Тем временем мальчик расстелил достархан. Мулла провел ладонями по лицу, сказав «Аллах акбар…». Мураз-ака и Зенкович повторили его жест и молитву, впрочем, с разной степенью умения. Потом все трое стали пить чай и закусывать лепешкой, макая ее в каймак.
— Кусманов машину не давал, — пожаловался Мураз-ака. — Слабый парторг.
— Вчера ко мне приходил… — сказал мулла. — Обрезание его сына делать надо.
— Больше с него деньги бери, больше, — сказал Мураз-ака. — Совсем слабый работник. Район был, не справлялся. Студия не справлялся. Тут совсем не справляется: машина не давал.
— Значит, он работал на студии… — начал прозревать Зенкович.
— Тут каждый человек работал на студия, — сказал Мураз-ака. — Директор наш земляк, много себе брал работник. Кусманов картина работал — тоже не справлялся. Гопузов стал в район секретарь, кто кино не справлялся, обратно себе брал…
— Зачем он стариков палкой разгоняет? — спросил Зенкович.

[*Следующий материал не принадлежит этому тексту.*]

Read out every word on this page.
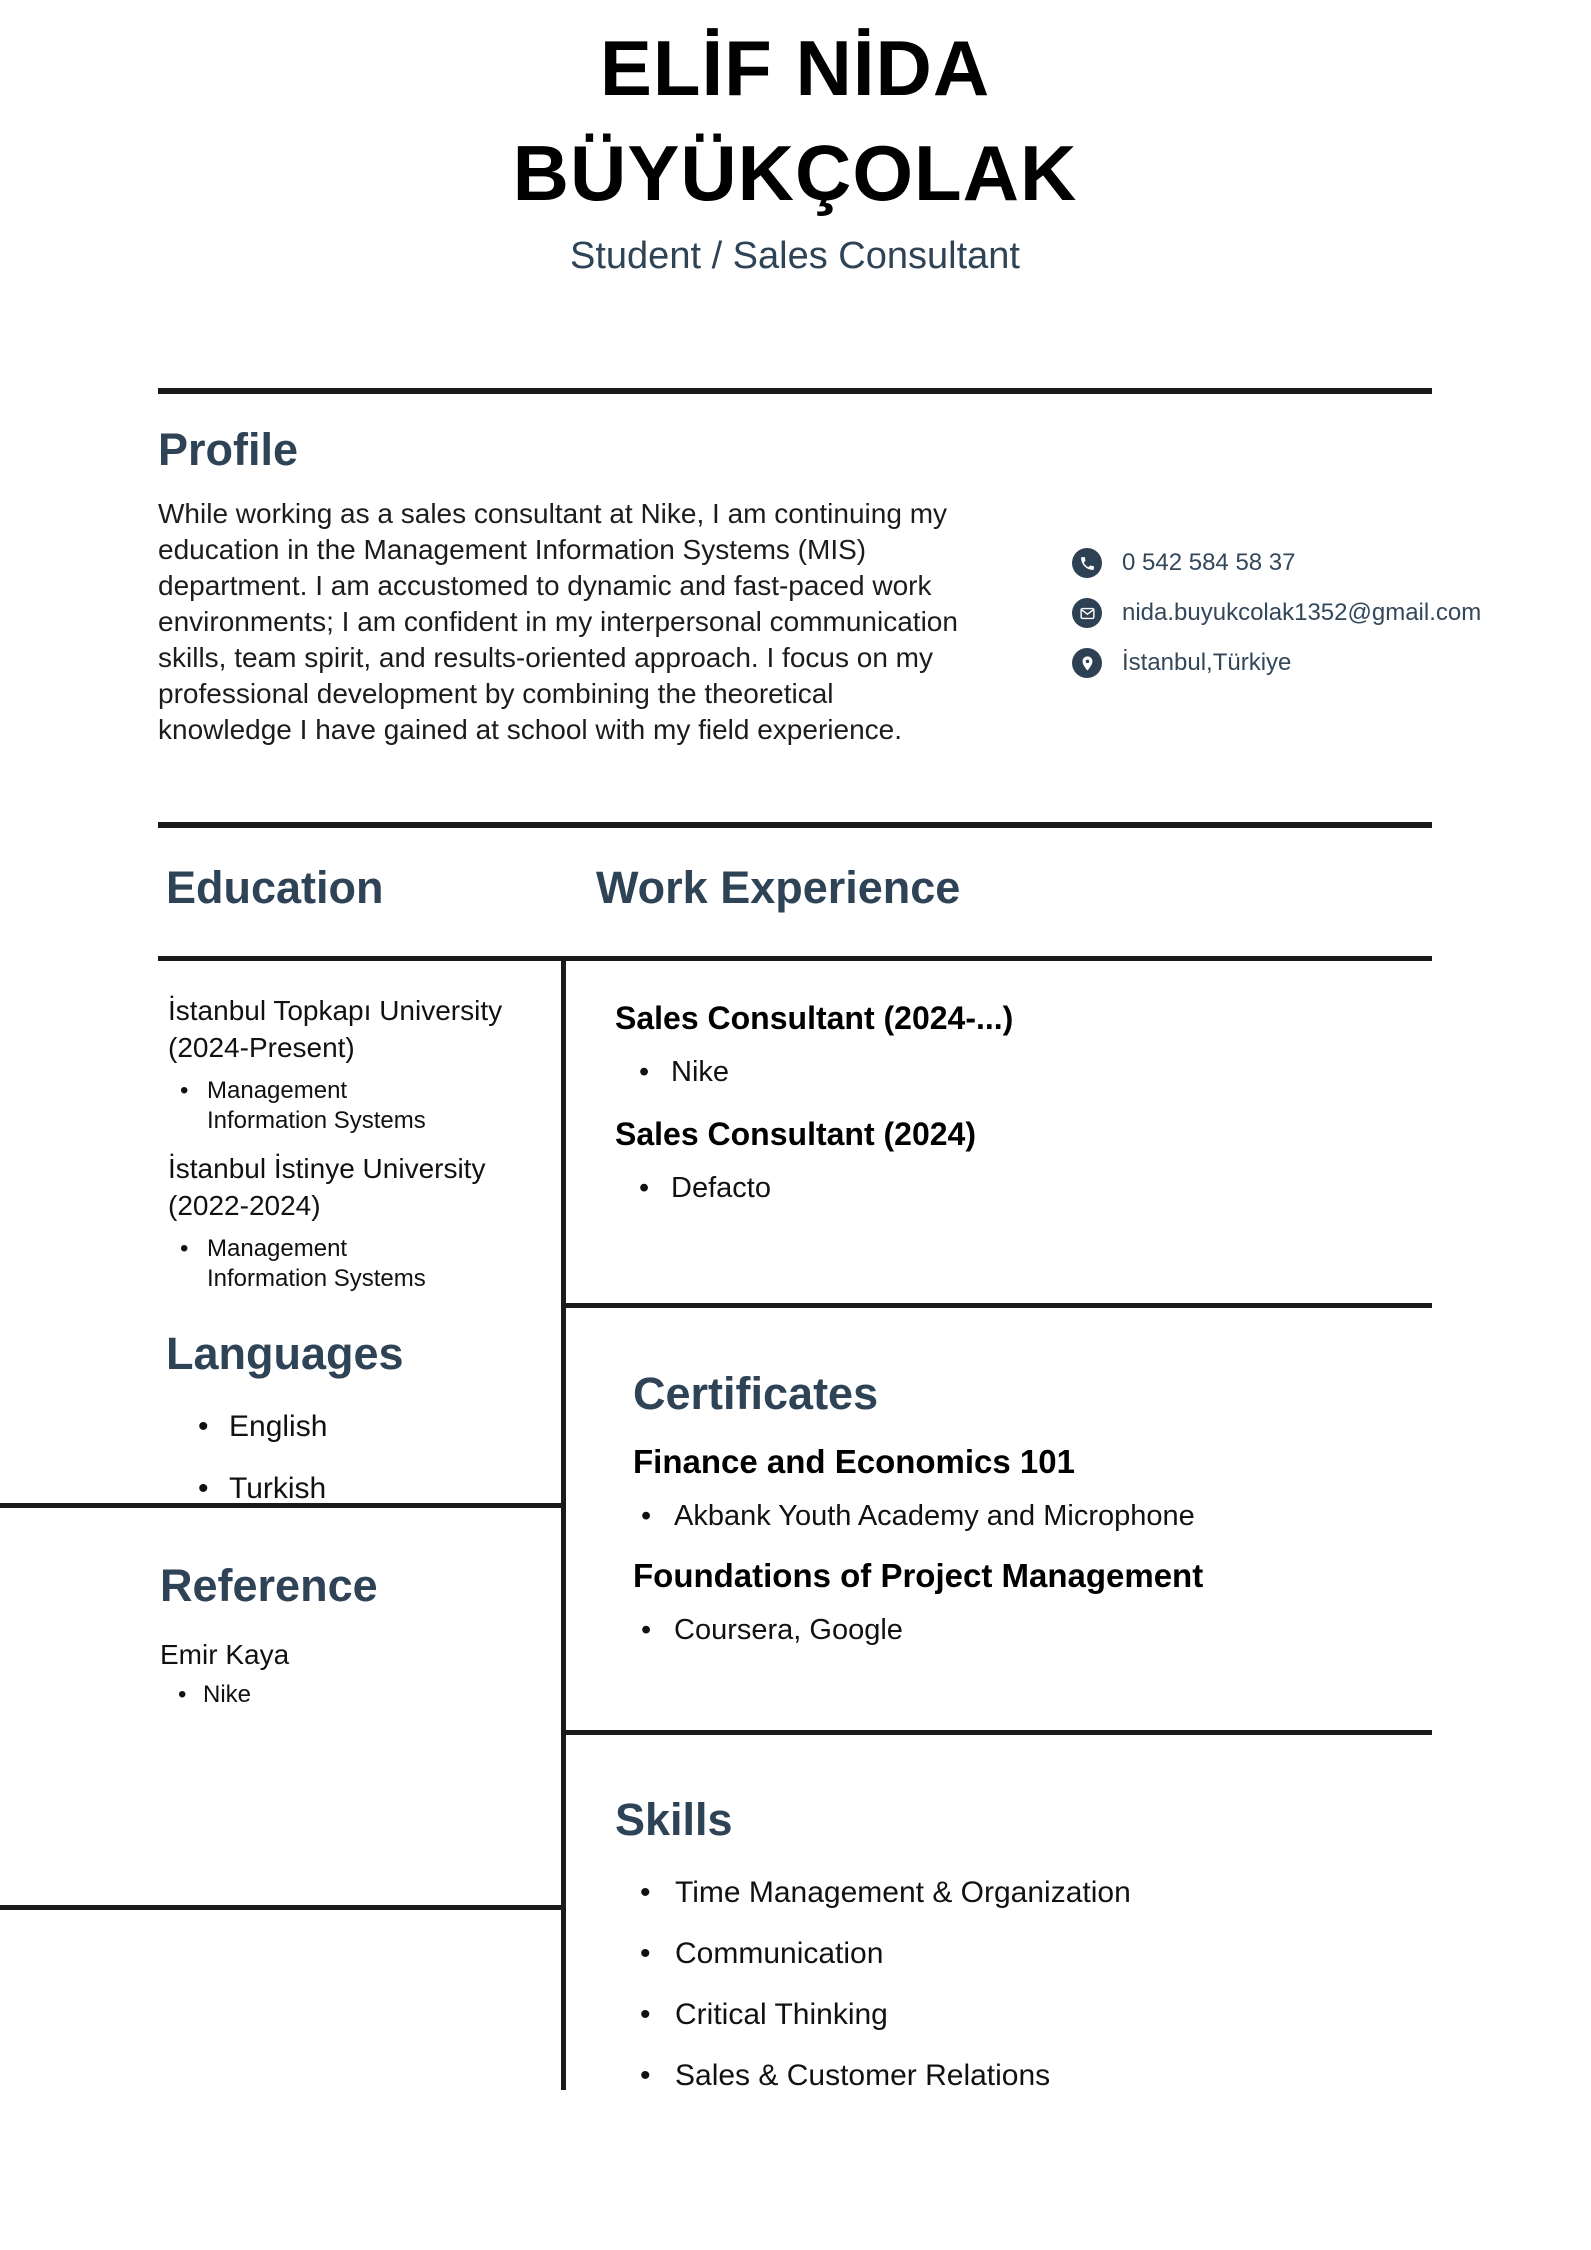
ELİF NİDA
BÜYÜKÇOLAK
Student / Sales Consultant
Profile

While working as a sales consultant at Nike, I am continuing my education in the Management Information Systems (MIS) department. I am accustomed to dynamic and fast-paced work environments; I am confident in my interpersonal communication skills, team spirit, and results-oriented approach. I focus on my professional development by combining the theoretical knowledge I have gained at school with my field experience.

0 542 584 58 37
nida.buyukcolak1352@gmail.com
İstanbul,Türkiye
Education	Work Experience
İstanbul Topkapı University
(2024-Present)
• Management Information Systems
İstanbul İstinye University
(2022-2024)
• Management Information Systems
Sales Consultant (2024-...)
• Nike
Sales Consultant (2024)
• Defacto
Languages
• English
• Turkish
Reference
Emir Kaya
• Nike
Certificates
Finance and Economics 101
• Akbank Youth Academy and Microphone
Foundations of Project Management
• Coursera, Google
Skills
• Time Management & Organization
• Communication
• Critical Thinking
• Sales & Customer Relations
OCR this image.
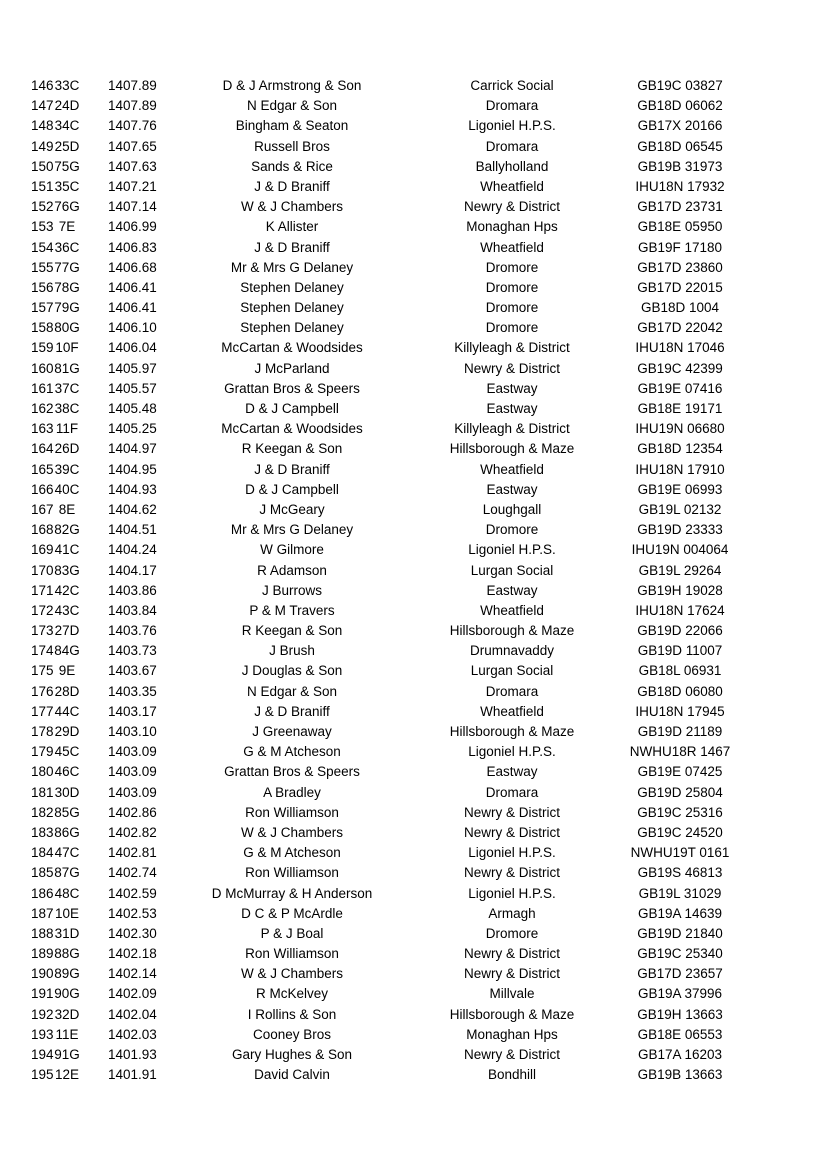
146 33C	1407.89	D & J Armstrong & Son	Carrick Social	GB19C 03827
147 24D	1407.89	N Edgar & Son	Dromara	GB18D 06062
148 34C	1407.76	Bingham & Seaton	Ligoniel H.P.S.	GB17X 20166
149 25D	1407.65	Russell Bros	Dromara	GB18D 06545
150 75G	1407.63	Sands & Rice	Ballyholland	GB19B 31973
151 35C	1407.21	J & D Braniff	Wheatfield	IHU18N 17932
152 76G	1407.14	W & J Chambers	Newry & District	GB17D 23731
153 7E	1406.99	K Allister	Monaghan Hps	GB18E 05950
154 36C	1406.83	J & D Braniff	Wheatfield	GB19F 17180
155 77G	1406.68	Mr & Mrs G Delaney	Dromore	GB17D 23860
156 78G	1406.41	Stephen Delaney	Dromore	GB17D 22015
157 79G	1406.41	Stephen Delaney	Dromore	GB18D 1004
158 80G	1406.10	Stephen Delaney	Dromore	GB17D 22042
159 10F	1406.04	McCartan & Woodsides	Killyleagh & District	IHU18N 17046
160 81G	1405.97	J McParland	Newry & District	GB19C 42399
161 37C	1405.57	Grattan Bros & Speers	Eastway	GB19E 07416
162 38C	1405.48	D & J Campbell	Eastway	GB18E 19171
163 11F	1405.25	McCartan & Woodsides	Killyleagh & District	IHU19N 06680
164 26D	1404.97	R Keegan & Son	Hillsborough & Maze	GB18D 12354
165 39C	1404.95	J & D Braniff	Wheatfield	IHU18N 17910
166 40C	1404.93	D & J Campbell	Eastway	GB19E 06993
167 8E	1404.62	J McGeary	Loughgall	GB19L 02132
168 82G	1404.51	Mr & Mrs G Delaney	Dromore	GB19D 23333
169 41C	1404.24	W Gilmore	Ligoniel H.P.S.	IHU19N 004064
170 83G	1404.17	R Adamson	Lurgan Social	GB19L 29264
171 42C	1403.86	J Burrows	Eastway	GB19H 19028
172 43C	1403.84	P & M Travers	Wheatfield	IHU18N 17624
173 27D	1403.76	R Keegan & Son	Hillsborough & Maze	GB19D 22066
174 84G	1403.73	J Brush	Drumnavaddy	GB19D 11007
175 9E	1403.67	J Douglas & Son	Lurgan Social	GB18L 06931
176 28D	1403.35	N Edgar & Son	Dromara	GB18D 06080
177 44C	1403.17	J & D Braniff	Wheatfield	IHU18N 17945
178 29D	1403.10	J Greenaway	Hillsborough & Maze	GB19D 21189
179 45C	1403.09	G & M Atcheson	Ligoniel H.P.S.	NWHU18R 1467
180 46C	1403.09	Grattan Bros & Speers	Eastway	GB19E 07425
181 30D	1403.09	A Bradley	Dromara	GB19D 25804
182 85G	1402.86	Ron Williamson	Newry & District	GB19C 25316
183 86G	1402.82	W & J Chambers	Newry & District	GB19C 24520
184 47C	1402.81	G & M Atcheson	Ligoniel H.P.S.	NWHU19T 0161
185 87G	1402.74	Ron Williamson	Newry & District	GB19S 46813
186 48C	1402.59	D McMurray & H Anderson	Ligoniel H.P.S.	GB19L 31029
187 10E	1402.53	D C & P McArdle	Armagh	GB19A 14639
188 31D	1402.30	P & J Boal	Dromore	GB19D 21840
189 88G	1402.18	Ron Williamson	Newry & District	GB19C 25340
190 89G	1402.14	W & J Chambers	Newry & District	GB17D 23657
191 90G	1402.09	R McKelvey	Millvale	GB19A 37996
192 32D	1402.04	I Rollins & Son	Hillsborough & Maze	GB19H 13663
193 11E	1402.03	Cooney Bros	Monaghan Hps	GB18E 06553
194 91G	1401.93	Gary Hughes & Son	Newry & District	GB17A 16203
195 12E	1401.91	David Calvin	Bondhill	GB19B 13663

— Плохой человек. Больше с него будем деньги брать, — сказал мулла. — Сиди немножко. Сейчас у него машина просить будем.
Мулла сдернул узорчатый платок с телефона, снял трубку, покрутил ручку. Неторопливо, величественно, вполголоса поговорил с блудным секретарем. Повесил трубку, покачал головой.
— Машина ремонт. Запчасти нет, — сказал он. — Плохой человек.
— Слабый работник, — подтвердил Мураз-ака. — Мы пошли. Тихонько ходить будем.
Мулла проводил их до калитки, простился с достоинством, с сознанием своей силы. Зенкович подумал при этом, что, может, и впрямь его мерзкая физиономия угодна Аллаху, раз он так спокоен за свое будущее в этом беспокойном мире.
— Тоже плохой человек, — сказал Мураз-ака, как только калитка за муллой закрылась. — Очень жадный. Деньги много имеет.
Дойдя до конца улицы, они остановились в тени кладбищенской ограды. Это было мусульманское кладбище. Бахорское кладбище. Пустыня за глинобитным дувалом. Ни травники, ни бугорка, ни надгробья. Сухая земля да глина. Из глины создан, в глину ушел, что тебе, человек? В углу одиноко стоял шест с белыми тряпками — флагами поминовения: это была свежая могила. За оградой пестрело дерево, обвязанное тряпочками.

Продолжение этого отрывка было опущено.